Семен, одобрительно улыбаясь, кивнул головой:
— Правильно, чего с ними валандаться. Да-а, это атаман будет, действительно, теперь только такой и нужен.
— Я давно говорю, что без строгости нам никак нельзя. А посмотрел бы ты, какой у него в армии-то порядок, прямо-таки как при царе: на казаках полушубочки новые с погонами, а на левом рукаве у каждого эдакий вот, — Савва Саввич начертил на рукаве у своей рубахи ромб величиной со спичечную коробку, — черный лоскуток, а на нем желтые буквы «О. М. О.», это значит: Особый маньчжурский отряд. Винтовки у них японские, коротенькие такие, карабины называются, у пехоты винтовки тоже японские, и штыки у них наподобие кинжалов. Парод к нему подбирается отчаюги, молодец к молодцу, и наши казаки, и буряты, монголы, харчены какие-то, всяких там полно, а он ишо продолжает набирать, силы накапливает. Кстати, Семушка, и я побывал у него в штабе, разговаривал там с полковником Бакшеевым, тоже из наших казаков, не то Маккавеевской, не то Титовской станицы, отделом он заведует, где людей вербуют в семеновскую армию. У них, братец ты мой, во всех наших станицах свои люди есть, какие казаков к ним вербуют, даже и в Чите, под самым носом у этих комитетчиков плюгавых.
— Да этих слюнтяев, — Семен осклабился в презрительной улыбке, — им и бояться нечего, они даже рады будут, если Семенов большевиков уничтожит.
— Наверно, так оно и есть. Так вот, Бакшеев, оказывается, и меня знает по читинским поставкам, он в германскую войну в интендантстве работал в Чите. Ну, разговорились мы с ним, и очень просил он меня тоже заняться этим делом, людей к ним вербовать, и я, Семушка, недолго думая, тово… согласился… Как ты на это смотришь?
— Правильно, тятенька. — Розовея от радости, Семен пристукнул ладонью по подлокотнику. — Хорошее дело! Нам стоять в стороне от него было бы совестно, и я тебе помогать буду. Какие у них условия для добровольцев-то?

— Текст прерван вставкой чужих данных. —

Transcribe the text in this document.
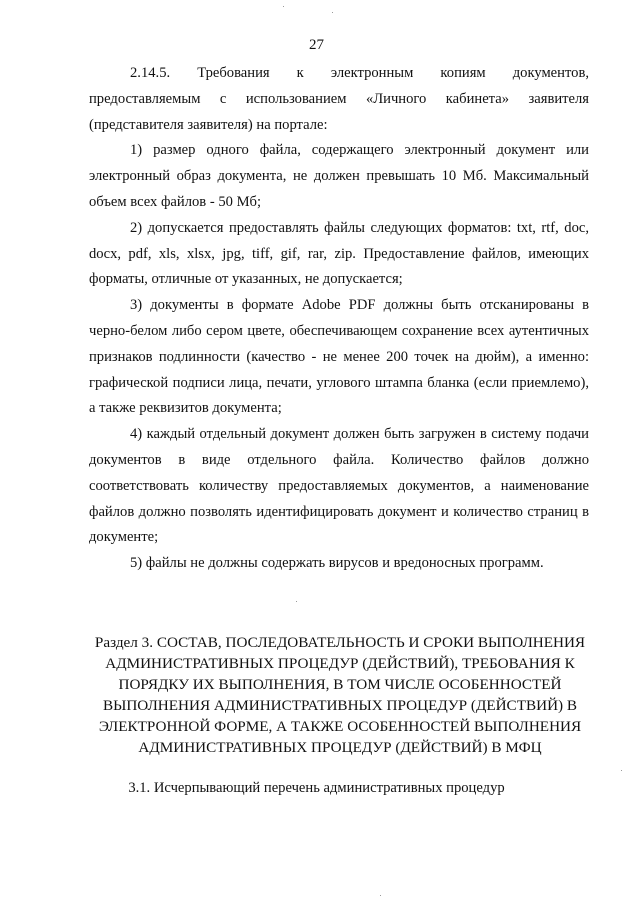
27

2.14.5.      Требования      к      электронным      копиям      документов, предоставляемым с использованием «Личного кабинета» заявителя (представителя заявителя) на портале:

1) размер одного файла, содержащего электронный документ или электронный образ документа, не должен превышать 10 Мб. Максимальный объем всех файлов - 50 Мб;

2) допускается предоставлять файлы следующих форматов: txt, rtf, doc, docx, pdf, xls, xlsx, jpg, tiff, gif, rar, zip. Предоставление файлов, имеющих форматы, отличные от указанных, не допускается;

3) документы в формате Adobe PDF должны быть отсканированы в черно-белом либо сером цвете, обеспечивающем сохранение всех аутентичных признаков подлинности (качество - не менее 200 точек на дюйм), а именно: графической подписи лица, печати, углового штампа бланка (если приемлемо), а также реквизитов документа;

4) каждый отдельный документ должен быть загружен в систему подачи документов в виде отдельного файла. Количество файлов должно соответствовать количеству предоставляемых документов, а наименование файлов должно позволять идентифицировать документ и количество страниц в документе;

5) файлы не должны содержать вирусов и вредоносных программ.

Раздел 3. СОСТАВ, ПОСЛЕДОВАТЕЛЬНОСТЬ И СРОКИ ВЫПОЛНЕНИЯ АДМИНИСТРАТИВНЫХ ПРОЦЕДУР (ДЕЙСТВИЙ), ТРЕБОВАНИЯ К ПОРЯДКУ ИХ ВЫПОЛНЕНИЯ, В ТОМ ЧИСЛЕ ОСОБЕННОСТЕЙ ВЫПОЛНЕНИЯ АДМИНИСТРАТИВНЫХ ПРОЦЕДУР (ДЕЙСТВИЙ) В ЭЛЕКТРОННОЙ ФОРМЕ, А ТАКЖЕ ОСОБЕННОСТЕЙ ВЫПОЛНЕНИЯ АДМИНИСТРАТИВНЫХ ПРОЦЕДУР (ДЕЙСТВИЙ) В МФЦ
3.1. Исчерпывающий перечень административных процедур
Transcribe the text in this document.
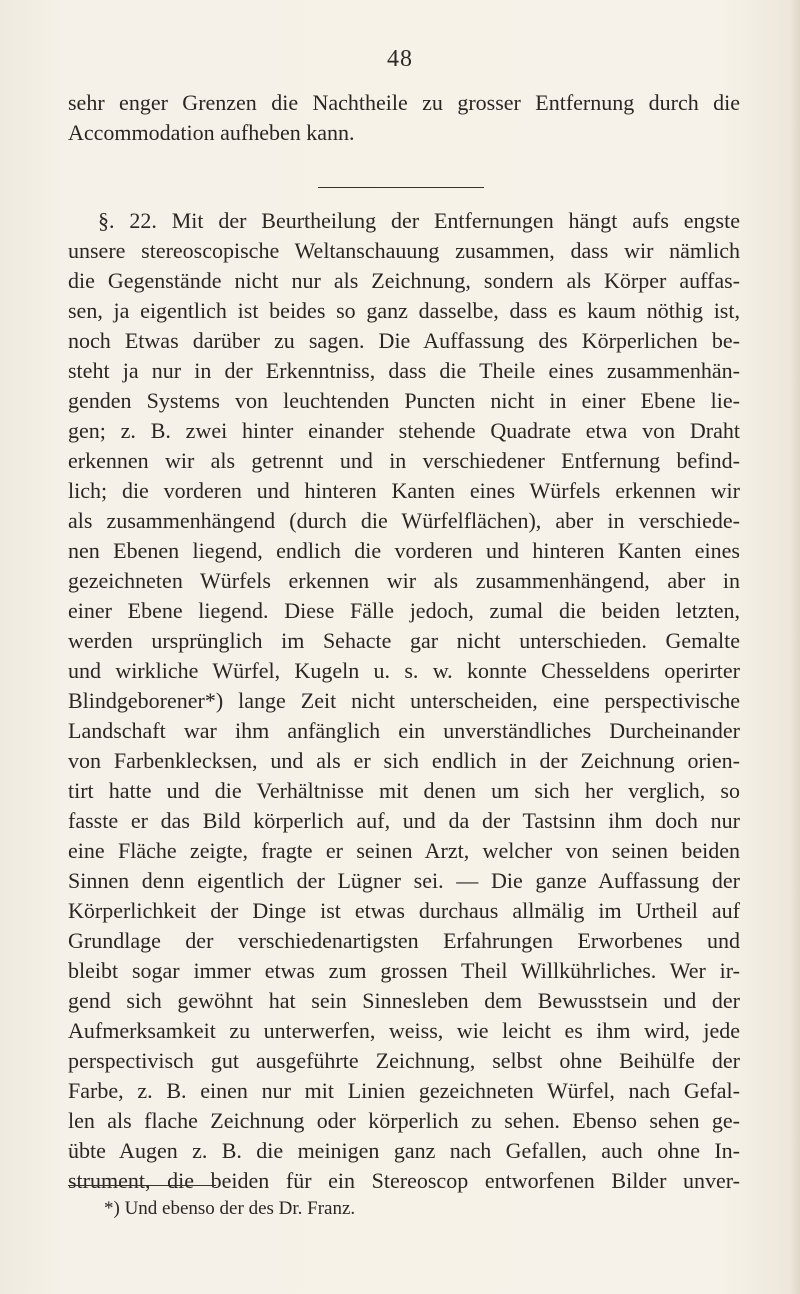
48
sehr enger Grenzen die Nachtheile zu grosser Entfernung durch die
Accommodation aufheben kann.
§. 22. Mit der Beurtheilung der Entfernungen hängt aufs engste
unsere stereoscopische Weltanschauung zusammen, dass wir nämlich
die Gegenstände nicht nur als Zeichnung, sondern als Körper auffas-
sen, ja eigentlich ist beides so ganz dasselbe, dass es kaum nöthig ist,
noch Etwas darüber zu sagen. Die Auffassung des Körperlichen be-
steht ja nur in der Erkenntniss, dass die Theile eines zusammenhän-
genden Systems von leuchtenden Puncten nicht in einer Ebene lie-
gen; z. B. zwei hinter einander stehende Quadrate etwa von Draht
erkennen wir als getrennt und in verschiedener Entfernung befind-
lich; die vorderen und hinteren Kanten eines Würfels erkennen wir
als zusammenhängend (durch die Würfelflächen), aber in verschiede-
nen Ebenen liegend, endlich die vorderen und hinteren Kanten eines
gezeichneten Würfels erkennen wir als zusammenhängend, aber in
einer Ebene liegend. Diese Fälle jedoch, zumal die beiden letzten,
werden ursprünglich im Sehacte gar nicht unterschieden. Gemalte
und wirkliche Würfel, Kugeln u. s. w. konnte Chesseldens operirter
Blindgeborener*) lange Zeit nicht unterscheiden, eine perspectivische
Landschaft war ihm anfänglich ein unverständliches Durcheinander
von Farbenklecksen, und als er sich endlich in der Zeichnung orien-
tirt hatte und die Verhältnisse mit denen um sich her verglich, so
fasste er das Bild körperlich auf, und da der Tastsinn ihm doch nur
eine Fläche zeigte, fragte er seinen Arzt, welcher von seinen beiden
Sinnen denn eigentlich der Lügner sei. — Die ganze Auffassung der
Körperlichkeit der Dinge ist etwas durchaus allmälig im Urtheil auf
Grundlage der verschiedenartigsten Erfahrungen Erworbenes und
bleibt sogar immer etwas zum grossen Theil Willkührliches. Wer ir-
gend sich gewöhnt hat sein Sinnesleben dem Bewusstsein und der
Aufmerksamkeit zu unterwerfen, weiss, wie leicht es ihm wird, jede
perspectivisch gut ausgeführte Zeichnung, selbst ohne Beihülfe der
Farbe, z. B. einen nur mit Linien gezeichneten Würfel, nach Gefal-
len als flache Zeichnung oder körperlich zu sehen. Ebenso sehen ge-
übte Augen z. B. die meinigen ganz nach Gefallen, auch ohne In-
strument, die beiden für ein Stereoscop entworfenen Bilder unver-
*) Und ebenso der des Dr. Franz.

— Значит, не ошибся я, — обрадовался Савва Саввич, — а условия у них такие… — И он рассказал сыну, что Семенов обещает каждому поступившему к нему на службу бесплатное обмундирование, коня с седлом и все, что требуется казаку, и, кроме того, двести рублей в месяц жалованья. — И нас, Семушка, не обидят. За каждого казака, которого мы уговорим и отправим к Семенову, нам особая награда будет.
— Да бог с нею, с наградой, — отмахнулся Семен, — я согласен своего отдать им половину, лишь бы дело у них получилось.
— Получится. У такого молодца атамана да чтоб не получилось! Он их вдребезги разнесет, всю эту Совдепию поганую вместе с Лениным ихним. А нам, Семушка, от своего отказываться тоже не след, дело делом, а что мне причитается, вынь да положь.
В этот вечер у отца с сыном разговор затянулся надолго. Макаровна уже раза два стучала в дверь, звала ужинать, а Савва Саввич, ответив ей: «Сейчас, Макаровна, сейчас», снова продолжал разговор.